The Amish have largely remained an enigma to social science researchers, due to a lack of large-scale data. By coding data from directories of Amish in Holmes County, Ohio, and the surrounding areas (which contain information on roughly one in every six Amish in the world), this project provides a new source of data that allows people to explore demographics, occupational shifts, and retention among a significant proportion of the Old Order Amish.

The investigator for this project, Benjamin McKune, was a graduate student at the Pennsylvania State University and a Research Associate at the ARDA. In March 2014, he tragically passed away before he could finish his Ph.D. This dataset contains the data that he collected for his dissertation.

Data File
Cases: 48,710
Variables: 675
Weight Variable: None
Data Collection
Date Collected: 1965, 1973, 1981, 1988, 1996, 2000, 2005, and 2010
Collection Procedures
The data come from directories of the Holmes County Amish (and surrounding areas), volumes of which contain detailed records of births, marriages, and occupations of heads of households, and which are published and sold commercially in the form of county directories.

This project focuses on the Holmes County area of Ohio for several reasons. First, Amish directories of this area contain alphabetical listings of each household and the occupation of each household head, a fact which permits comparisons of occupational types within and between communities. The directories are an especially useful source of occupational data, as they contain the occupations of all live male heads, with less than one percent of the listings containing incomplete information. Second, the directories have been published regularly about every eight years since 1965, thus permitting an examination of occupational shifts for individual Amish men over time, as well as a study of the changing occupational structure of the Holmes County Amish population as a whole. Third, the directories contain data on approximately 85% of all Amish adherents in the Holmes County area, which is home to the largest Amish settlement of all, containing roughly one in every six of the Amish in the world. Fourth, the directoriesí listings of birth dates, marriage dates, parents, and children in each Amish household allow for a multigenerational analysis of occupational shifts.

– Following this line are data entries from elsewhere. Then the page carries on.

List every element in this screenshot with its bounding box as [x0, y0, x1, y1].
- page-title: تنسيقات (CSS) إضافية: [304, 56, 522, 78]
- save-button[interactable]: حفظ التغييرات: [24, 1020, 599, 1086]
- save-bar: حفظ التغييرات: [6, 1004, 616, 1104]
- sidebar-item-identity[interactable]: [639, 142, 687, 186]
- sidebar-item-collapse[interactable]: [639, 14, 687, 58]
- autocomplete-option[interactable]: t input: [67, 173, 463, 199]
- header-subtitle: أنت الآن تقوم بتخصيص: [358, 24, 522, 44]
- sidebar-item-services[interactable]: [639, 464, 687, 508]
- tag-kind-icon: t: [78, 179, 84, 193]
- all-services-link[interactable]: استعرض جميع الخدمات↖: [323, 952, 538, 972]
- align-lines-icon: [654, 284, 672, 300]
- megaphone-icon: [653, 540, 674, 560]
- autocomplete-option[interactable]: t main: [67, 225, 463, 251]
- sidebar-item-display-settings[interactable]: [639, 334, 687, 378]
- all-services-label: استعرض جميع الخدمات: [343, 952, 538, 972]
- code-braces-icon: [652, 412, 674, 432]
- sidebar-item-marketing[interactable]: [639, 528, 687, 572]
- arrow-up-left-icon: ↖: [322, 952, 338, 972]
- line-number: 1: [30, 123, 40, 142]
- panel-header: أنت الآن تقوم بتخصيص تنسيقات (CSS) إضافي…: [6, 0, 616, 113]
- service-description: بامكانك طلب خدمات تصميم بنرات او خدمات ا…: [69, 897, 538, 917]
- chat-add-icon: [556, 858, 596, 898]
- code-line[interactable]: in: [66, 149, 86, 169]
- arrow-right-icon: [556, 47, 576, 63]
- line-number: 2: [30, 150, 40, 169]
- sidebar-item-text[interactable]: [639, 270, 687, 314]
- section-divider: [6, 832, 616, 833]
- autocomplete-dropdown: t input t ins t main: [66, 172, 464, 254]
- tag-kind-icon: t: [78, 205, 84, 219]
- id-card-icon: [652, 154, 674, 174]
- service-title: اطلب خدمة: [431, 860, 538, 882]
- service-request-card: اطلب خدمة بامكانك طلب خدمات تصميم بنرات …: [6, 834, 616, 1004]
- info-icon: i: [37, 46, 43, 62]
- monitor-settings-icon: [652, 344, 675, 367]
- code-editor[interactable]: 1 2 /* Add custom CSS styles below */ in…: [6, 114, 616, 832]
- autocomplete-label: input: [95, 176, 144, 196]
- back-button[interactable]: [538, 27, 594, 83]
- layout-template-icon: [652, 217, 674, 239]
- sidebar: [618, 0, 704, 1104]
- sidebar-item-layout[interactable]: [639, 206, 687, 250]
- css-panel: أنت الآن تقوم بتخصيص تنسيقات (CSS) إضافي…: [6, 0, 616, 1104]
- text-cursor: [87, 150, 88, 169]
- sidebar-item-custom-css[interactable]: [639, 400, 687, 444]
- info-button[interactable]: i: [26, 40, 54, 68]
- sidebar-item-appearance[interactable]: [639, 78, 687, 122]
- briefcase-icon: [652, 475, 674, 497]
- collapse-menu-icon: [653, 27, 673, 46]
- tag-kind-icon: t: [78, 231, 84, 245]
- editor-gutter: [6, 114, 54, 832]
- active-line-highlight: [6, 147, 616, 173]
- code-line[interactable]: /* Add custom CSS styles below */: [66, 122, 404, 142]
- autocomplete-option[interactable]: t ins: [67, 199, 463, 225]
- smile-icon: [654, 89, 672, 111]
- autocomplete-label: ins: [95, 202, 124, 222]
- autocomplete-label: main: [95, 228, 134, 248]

The investigator used text-recognition software to convert scans of the directories into text. The text-recognition software is only 98% accurate at most, so one in 50 characters on average would be wrong. After the data were checked for errors and fixed, a PHP script was used to convert the raw data into syntax that could be read into a Personal Ancestral File, a genealogical software package. The program recognized duplicates based on: 1) first name, 2) last name, and 3) exact date of birth. Since parents and their children were listed systematically in the directories, it did not take long to match duplicated individuals and create a database that tracked the relationships of the people in the directories.

The database was then exported into Microsoft Excel. Another PHP script was written that converted the addresses into Google Maps queries. The investigator was then able to obtain the latitude and longitude for all Amish households listed in the directory. This geographical information was then transferred to ArcGIS to compute additional variables.
Principal Investigators
Benjamin McKune
Identifying Information
The original dataset contained information that people could use to identify specific Amish individuals and households, like first name, last name, latitude, and longitude. Due to confidentiality concerns, the ARDA has excluded these variables from the dataset.
Outlying Values
Unfortunately, Benjamin McKune did not have the opportunity to clean all of the data before he passed away. The ARDA has recoded some values that were extreme outliers as missing. Scholars should take care when using this dataset to identify other outliers and potentially influential cases.
Church Codes for Children
The final set of variables in this dataset concerns the church codes for Amish individuals' children. The original dataset had variables for every directory year and for up to 20 children. Church codes were only recorded, however, for the first child (every directory year) and for the second child (every directory year except 2005). Those variables that did not contain any church codes have been removed from this dataset.